Periodicity in Netrin-1 signalling activity during the cell cycle controls stem cell features – PerioNet

The integration of multiple signals dictates the emergence and properties of pluripotent stem cells (PSC) during mammalian development. Understanding the balance between self-renewal and differentiation in PSC is highly relevant for developmental and reproductive biology but also for regenerative medicine. One of the most intriguing aspects of PSC biology is their capacity to respond to exogenous signals in a non-uniform manner. Among other processes, the cell cycle was found to contribute to such cell-to-cell variations in the response to differentiation signals. In detail, PSCs were found to respond more efficiently to differentiation when instructive signals are received during the G1 phase. However, the molecular determinants, and in particular the signalling pathways, that control cell cycle-regulated gene programs, and their impact on stem cell properties, are still largely unknown.

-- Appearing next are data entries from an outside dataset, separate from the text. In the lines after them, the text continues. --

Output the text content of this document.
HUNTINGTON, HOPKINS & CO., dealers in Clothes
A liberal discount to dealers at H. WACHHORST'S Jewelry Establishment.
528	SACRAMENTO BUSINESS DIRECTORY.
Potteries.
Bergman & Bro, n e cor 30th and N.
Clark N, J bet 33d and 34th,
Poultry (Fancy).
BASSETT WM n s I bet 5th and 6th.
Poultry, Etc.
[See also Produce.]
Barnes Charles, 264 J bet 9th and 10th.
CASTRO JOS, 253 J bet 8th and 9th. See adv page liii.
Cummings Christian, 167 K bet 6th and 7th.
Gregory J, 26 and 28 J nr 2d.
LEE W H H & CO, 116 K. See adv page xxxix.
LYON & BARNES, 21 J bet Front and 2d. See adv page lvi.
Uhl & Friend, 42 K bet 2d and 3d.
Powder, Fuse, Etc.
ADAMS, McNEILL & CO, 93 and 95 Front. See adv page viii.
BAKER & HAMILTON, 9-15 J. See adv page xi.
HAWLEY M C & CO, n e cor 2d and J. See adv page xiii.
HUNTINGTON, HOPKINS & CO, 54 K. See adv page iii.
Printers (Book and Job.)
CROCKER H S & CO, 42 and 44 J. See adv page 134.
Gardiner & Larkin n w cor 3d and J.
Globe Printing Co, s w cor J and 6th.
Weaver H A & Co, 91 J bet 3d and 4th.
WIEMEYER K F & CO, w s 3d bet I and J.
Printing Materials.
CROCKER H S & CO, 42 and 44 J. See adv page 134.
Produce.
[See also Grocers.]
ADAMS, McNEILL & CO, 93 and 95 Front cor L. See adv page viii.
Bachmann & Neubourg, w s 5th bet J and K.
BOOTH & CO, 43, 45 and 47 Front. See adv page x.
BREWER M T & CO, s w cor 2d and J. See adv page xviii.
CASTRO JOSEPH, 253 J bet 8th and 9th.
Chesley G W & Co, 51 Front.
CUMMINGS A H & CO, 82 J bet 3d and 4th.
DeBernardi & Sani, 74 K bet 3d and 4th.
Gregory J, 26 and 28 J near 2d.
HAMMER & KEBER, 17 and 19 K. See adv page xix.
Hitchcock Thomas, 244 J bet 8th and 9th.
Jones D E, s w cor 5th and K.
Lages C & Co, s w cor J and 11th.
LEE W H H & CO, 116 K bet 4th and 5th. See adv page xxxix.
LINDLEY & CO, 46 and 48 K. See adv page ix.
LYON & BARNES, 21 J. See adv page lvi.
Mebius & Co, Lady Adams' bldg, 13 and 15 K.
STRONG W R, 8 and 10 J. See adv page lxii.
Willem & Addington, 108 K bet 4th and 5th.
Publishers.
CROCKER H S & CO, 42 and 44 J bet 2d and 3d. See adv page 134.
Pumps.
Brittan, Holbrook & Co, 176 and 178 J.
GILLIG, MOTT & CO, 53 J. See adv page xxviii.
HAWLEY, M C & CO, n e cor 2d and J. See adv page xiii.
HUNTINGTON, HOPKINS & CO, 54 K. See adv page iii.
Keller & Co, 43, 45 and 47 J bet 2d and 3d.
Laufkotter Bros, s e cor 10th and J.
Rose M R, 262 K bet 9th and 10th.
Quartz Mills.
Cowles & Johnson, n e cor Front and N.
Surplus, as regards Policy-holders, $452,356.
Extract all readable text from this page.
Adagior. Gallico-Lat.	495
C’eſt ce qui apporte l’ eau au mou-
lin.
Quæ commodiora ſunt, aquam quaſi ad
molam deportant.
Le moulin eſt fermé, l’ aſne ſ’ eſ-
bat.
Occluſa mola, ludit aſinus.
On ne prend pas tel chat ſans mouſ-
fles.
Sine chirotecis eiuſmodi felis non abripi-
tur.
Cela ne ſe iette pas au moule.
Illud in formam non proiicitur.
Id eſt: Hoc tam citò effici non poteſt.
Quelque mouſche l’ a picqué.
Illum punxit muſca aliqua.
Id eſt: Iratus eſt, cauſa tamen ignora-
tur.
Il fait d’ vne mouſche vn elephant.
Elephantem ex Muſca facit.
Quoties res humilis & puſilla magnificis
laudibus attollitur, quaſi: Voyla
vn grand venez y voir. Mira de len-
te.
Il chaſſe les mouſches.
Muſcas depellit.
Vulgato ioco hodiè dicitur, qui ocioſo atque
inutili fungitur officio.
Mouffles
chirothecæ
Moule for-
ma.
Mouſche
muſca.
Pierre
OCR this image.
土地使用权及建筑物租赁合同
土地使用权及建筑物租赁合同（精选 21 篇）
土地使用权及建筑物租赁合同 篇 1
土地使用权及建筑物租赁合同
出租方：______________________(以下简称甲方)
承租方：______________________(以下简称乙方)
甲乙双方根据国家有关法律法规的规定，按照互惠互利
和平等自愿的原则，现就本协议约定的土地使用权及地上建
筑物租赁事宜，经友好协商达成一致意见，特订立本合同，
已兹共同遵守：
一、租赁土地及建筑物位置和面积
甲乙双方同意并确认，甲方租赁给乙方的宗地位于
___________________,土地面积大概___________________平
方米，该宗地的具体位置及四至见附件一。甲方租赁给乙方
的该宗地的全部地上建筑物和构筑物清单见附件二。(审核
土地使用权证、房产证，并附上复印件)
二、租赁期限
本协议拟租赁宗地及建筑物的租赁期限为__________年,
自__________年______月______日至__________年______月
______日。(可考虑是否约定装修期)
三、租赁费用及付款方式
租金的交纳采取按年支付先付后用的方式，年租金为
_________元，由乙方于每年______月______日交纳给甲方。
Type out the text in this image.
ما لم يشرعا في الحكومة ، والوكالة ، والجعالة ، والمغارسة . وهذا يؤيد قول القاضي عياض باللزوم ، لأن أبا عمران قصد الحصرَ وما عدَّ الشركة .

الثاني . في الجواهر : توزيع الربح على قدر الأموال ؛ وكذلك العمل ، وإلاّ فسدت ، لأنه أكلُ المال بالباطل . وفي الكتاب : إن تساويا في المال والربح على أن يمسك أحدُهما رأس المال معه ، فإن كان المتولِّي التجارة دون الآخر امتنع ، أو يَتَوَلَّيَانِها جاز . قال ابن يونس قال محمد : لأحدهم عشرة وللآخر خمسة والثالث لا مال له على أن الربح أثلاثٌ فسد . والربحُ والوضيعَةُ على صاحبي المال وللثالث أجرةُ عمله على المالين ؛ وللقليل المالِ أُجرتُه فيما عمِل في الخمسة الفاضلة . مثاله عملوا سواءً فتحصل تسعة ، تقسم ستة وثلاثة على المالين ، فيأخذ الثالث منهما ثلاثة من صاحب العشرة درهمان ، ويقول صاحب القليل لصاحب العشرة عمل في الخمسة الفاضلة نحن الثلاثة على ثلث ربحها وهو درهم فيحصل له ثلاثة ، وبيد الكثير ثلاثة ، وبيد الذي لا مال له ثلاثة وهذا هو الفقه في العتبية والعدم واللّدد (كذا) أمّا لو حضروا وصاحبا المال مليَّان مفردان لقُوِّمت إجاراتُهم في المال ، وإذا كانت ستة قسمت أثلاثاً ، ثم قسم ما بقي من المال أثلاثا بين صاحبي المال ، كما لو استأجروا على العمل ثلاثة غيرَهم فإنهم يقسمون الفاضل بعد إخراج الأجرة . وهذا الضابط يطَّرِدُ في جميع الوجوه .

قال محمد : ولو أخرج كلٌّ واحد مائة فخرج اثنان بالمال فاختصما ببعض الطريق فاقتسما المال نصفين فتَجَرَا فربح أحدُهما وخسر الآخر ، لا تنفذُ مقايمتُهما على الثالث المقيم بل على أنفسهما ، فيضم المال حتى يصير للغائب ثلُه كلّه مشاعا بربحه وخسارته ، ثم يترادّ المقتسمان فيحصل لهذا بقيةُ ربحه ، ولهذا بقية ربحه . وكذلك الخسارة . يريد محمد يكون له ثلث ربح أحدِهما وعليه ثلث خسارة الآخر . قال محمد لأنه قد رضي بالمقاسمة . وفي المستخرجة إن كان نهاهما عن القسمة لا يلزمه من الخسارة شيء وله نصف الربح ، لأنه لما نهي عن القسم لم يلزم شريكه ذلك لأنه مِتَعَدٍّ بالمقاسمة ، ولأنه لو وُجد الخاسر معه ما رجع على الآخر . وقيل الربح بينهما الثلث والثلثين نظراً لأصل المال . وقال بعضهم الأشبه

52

Partner#1 (P1) is pioneer in demonstrating that the Netrin-1 ligand and its cognate receptors Neo1 and Unc5b promote naïve pluripotency. Netrin-1 is a laminin-like secreted protein that has pleiotropic functions in development and cancer. The consortium, with experts in Netrin-1/stem cells (P1), cell cycle (P2) and protein dynamics/trafficking (P3), demonstrated unexpectedly that Netrin-1 signalling activity is periodic in PSCs. Netrin-1, Neo1 and Unc5b (NNU) expression is tightly coupled and specifically downregulated in G1. Therefore, the main hypothesis of PERIONET is that periodicity in NNU activity controls stem cell properties during the cell cycle. Using both rodent and human PSCs, PERIONET will (i) dissect the molecular mechanisms triggering the periodic regulation of NNU (Aim#1), (ii) investigate the function of such a periodicity on PSCs properties (Aim#2-3), and identify the molecular cascades and effectors of NNU in stem cells (Aim#4).